Matching double line breaks using Regex


I am writing a Regex that will extract the various pieces of information from an EDIFACT UN Codes List. As there are tens of thousands of codes I do not wish to type them all in so I have decided to use Regex to parse the text file and extract out the bits that I need. The text file is structured in a way that I can easily identify the bits that I want.

I have created the following Regex using Regex Hero to test it, but I just cannot get it to match everything up to a double line break for the codeComment group. I have tried using the character class [^\n\n] but this still won't match double line breaks.

Note: I have selected the Multiline option on Regex Hero.

(?<element>\d+)\s\s(?<elementName>.*)\[[B|C|I]\]\s+Desc: (?<desc>[^\n]*\s*[^\n]*)
^\s*Repr: (?<type>a(?:n)?)..(?<length>\d+)
^\s*(?<code>\d+)\s*(?<codeName>[^\n]*)
^\s{14}(?<codeComment>[^\n]*)

This is the example text I am using to match.

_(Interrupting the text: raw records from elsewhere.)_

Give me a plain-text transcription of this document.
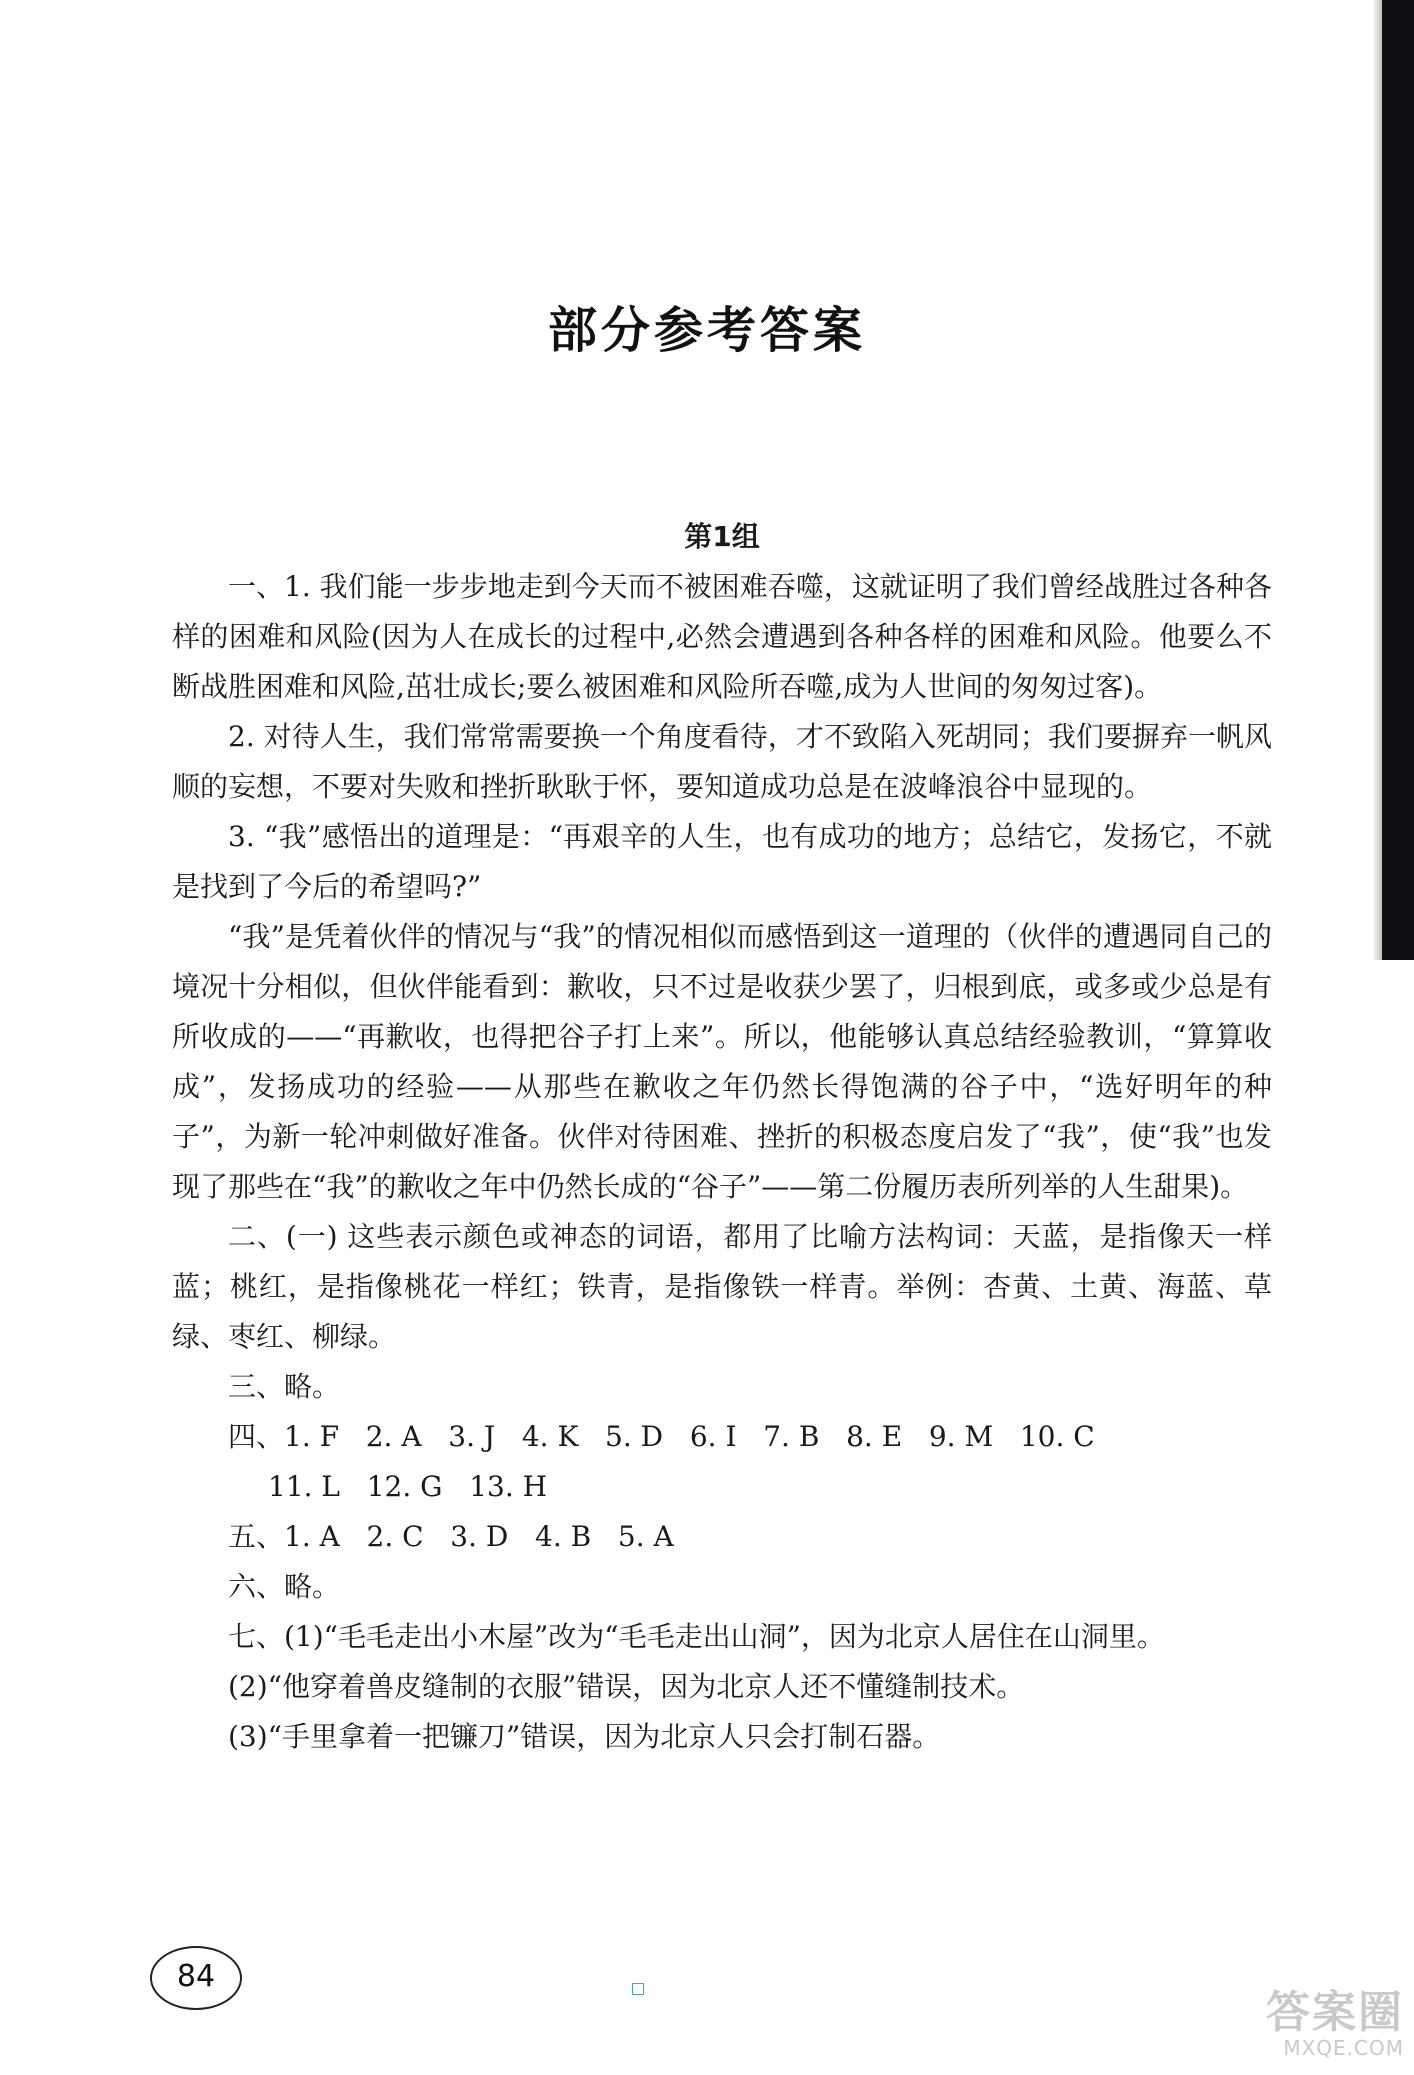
部分参考答案
第1组

一、1. 我们能一步步地走到今天而不被困难吞噬，这就证明了我们曾经战胜过各种各样的困难和风险(因为人在成长的过程中,必然会遭遇到各种各样的困难和风险。他要么不断战胜困难和风险,茁壮成长;要么被困难和风险所吞噬,成为人世间的匆匆过客)。

2. 对待人生，我们常常需要换一个角度看待，才不致陷入死胡同；我们要摒弃一帆风顺的妄想，不要对失败和挫折耿耿于怀，要知道成功总是在波峰浪谷中显现的。

3. “我”感悟出的道理是：“再艰辛的人生，也有成功的地方；总结它，发扬它，不就是找到了今后的希望吗?”

“我”是凭着伙伴的情况与“我”的情况相似而感悟到这一道理的（伙伴的遭遇同自己的境况十分相似，但伙伴能看到：歉收，只不过是收获少罢了，归根到底，或多或少总是有所收成的——“再歉收，也得把谷子打上来”。所以，他能够认真总结经验教训，“算算收成”，发扬成功的经验——从那些在歉收之年仍然长得饱满的谷子中，“选好明年的种子”，为新一轮冲刺做好准备。伙伴对待困难、挫折的积极态度启发了“我”，使“我”也发现了那些在“我”的歉收之年中仍然长成的“谷子”——第二份履历表所列举的人生甜果)。

二、(一) 这些表示颜色或神态的词语，都用了比喻方法构词：天蓝，是指像天一样蓝；桃红，是指像桃花一样红；铁青，是指像铁一样青。举例：杏黄、土黄、海蓝、草绿、枣红、柳绿。

三、略。

四、1. F   2. A   3. J   4. K   5. D   6. I   7. B   8. E   9. M   10. C

11. L   12. G   13. H

五、1. A   2. C   3. D   4. B   5. A

六、略。

七、(1)“毛毛走出小木屋”改为“毛毛走出山洞”，因为北京人居住在山洞里。

(2)“他穿着兽皮缝制的衣服”错误，因为北京人还不懂缝制技术。

(3)“手里拿着一把镰刀”错误，因为北京人只会打制石器。

84
答案圈
MXQE.COM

----------------------------------------------------------------------

  • 1073 Document line action code [B]

    Desc: Code indicating an action associated with a line of a
        document.

    Repr: an..3

    1 Included in document/transaction
        The document line is included in the
        document/transaction.
        should capture this as well.

    2 Excluded from document/transaction
        The document line is excluded from the
        document/transaction.

What I want is for codeComment to contain the following:

The document line is included in the
          document/transaction.
          should capture this as well.

but it is only extracting the first line:

The document line is included in the

Solution

  • In a character class, every character counts once, no matter how often you write it. So a character class can't be used to check for consecutive linebreaks. But you can use a lookahead assertion:

    ^\s{14}(?<codeComment>(?s)(?:(?!\n\n).)*)
    

    (?s) switches on singleline mode (to allow the dot to match newlines).

    (?!\n\n) asserts that there are no two consecutive linebreaks at the current position.